Much like the Clouderan commenter, I wouldn't put a lot of stock in Berkeley's Big Data Benchmark. I reran a similar test with columnar storage and found Impala handily beats Shark. Operationally it's also much easier to deploy (provided you're on EMR or CDH). The "dedicated nodes" argument is kind of FUD, you can use LLAMA for resource sharing, and you need to colocate imapalad with DataNodes to achieve decent performance anyways. So YARN, Spark and Impala can all play nice together on the same cluster.

The queries and data set Berkeley chooses are bizarre. TPC-DS or TPC-H are much more representative of real-world performance, and the differences are more pronounced as the queries get more complex.

edit: I also don't understand why the Spark team is reinventing the wheel for Spark SQL when Hive running on Tez will produce very similar query plans.
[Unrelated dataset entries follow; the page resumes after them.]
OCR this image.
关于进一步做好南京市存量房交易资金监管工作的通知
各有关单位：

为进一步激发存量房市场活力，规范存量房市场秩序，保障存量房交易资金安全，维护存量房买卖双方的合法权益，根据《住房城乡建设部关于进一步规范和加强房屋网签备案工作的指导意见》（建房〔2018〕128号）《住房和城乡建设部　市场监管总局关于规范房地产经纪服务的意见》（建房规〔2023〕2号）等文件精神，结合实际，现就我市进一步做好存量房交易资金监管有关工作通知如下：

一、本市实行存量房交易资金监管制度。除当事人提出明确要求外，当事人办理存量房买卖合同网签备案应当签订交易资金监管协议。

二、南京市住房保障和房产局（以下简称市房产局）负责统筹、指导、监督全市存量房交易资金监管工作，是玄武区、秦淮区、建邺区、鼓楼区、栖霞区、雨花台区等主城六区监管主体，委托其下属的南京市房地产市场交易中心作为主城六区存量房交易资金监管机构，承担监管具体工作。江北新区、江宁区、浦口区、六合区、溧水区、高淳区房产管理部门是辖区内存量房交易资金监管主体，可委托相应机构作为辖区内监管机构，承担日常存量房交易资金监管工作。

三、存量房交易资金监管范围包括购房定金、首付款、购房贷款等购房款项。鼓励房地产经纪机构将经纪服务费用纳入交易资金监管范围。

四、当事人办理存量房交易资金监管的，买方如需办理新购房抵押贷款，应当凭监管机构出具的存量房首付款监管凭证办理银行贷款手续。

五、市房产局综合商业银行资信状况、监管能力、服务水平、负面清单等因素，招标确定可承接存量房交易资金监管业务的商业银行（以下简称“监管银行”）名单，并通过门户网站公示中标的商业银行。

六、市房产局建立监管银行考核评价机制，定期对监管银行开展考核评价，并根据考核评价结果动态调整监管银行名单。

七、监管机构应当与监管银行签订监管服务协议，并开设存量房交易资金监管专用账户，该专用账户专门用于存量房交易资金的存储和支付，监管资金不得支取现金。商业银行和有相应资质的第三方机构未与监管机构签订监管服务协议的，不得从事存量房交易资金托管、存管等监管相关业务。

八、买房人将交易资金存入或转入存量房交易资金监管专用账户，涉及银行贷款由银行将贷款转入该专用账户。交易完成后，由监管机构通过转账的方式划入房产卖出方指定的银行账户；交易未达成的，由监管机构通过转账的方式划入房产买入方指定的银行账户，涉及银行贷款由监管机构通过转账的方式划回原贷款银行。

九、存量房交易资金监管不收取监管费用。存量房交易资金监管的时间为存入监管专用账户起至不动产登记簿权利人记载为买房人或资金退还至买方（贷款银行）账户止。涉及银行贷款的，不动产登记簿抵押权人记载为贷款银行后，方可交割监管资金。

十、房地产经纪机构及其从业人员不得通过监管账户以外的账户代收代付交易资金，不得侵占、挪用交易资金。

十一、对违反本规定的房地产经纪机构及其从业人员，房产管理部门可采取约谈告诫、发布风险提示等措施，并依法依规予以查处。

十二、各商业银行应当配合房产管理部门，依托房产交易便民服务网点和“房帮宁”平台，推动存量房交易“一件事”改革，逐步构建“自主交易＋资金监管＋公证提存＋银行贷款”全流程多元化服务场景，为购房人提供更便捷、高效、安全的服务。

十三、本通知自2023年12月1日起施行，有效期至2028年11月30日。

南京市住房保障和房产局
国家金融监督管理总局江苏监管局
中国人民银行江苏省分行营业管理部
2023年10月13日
The two projects are converging to the same place, but they insist on having divergent code bases ;)

Llama+Impala isn't quite ready for prime time in my experience. The biggest issue is the reliance on Impala's query size estimates to determine how many resources to request from Yarn. We find that these estimates are frequently an order of magnitude or so away from reality.
Agreed, and also LLAMA doesn't support high-availability at the moment (soon to be fixed). We rely heavily on up to date table/column statistics in order to accurately determine resource consumption, and unfortunately Impala doesn't currently have incremental/background stats, something that should be in the 2.0 release.
Actian Matrix (Paraccel) does support UDFs, but you'd have to run your own cluster on premise.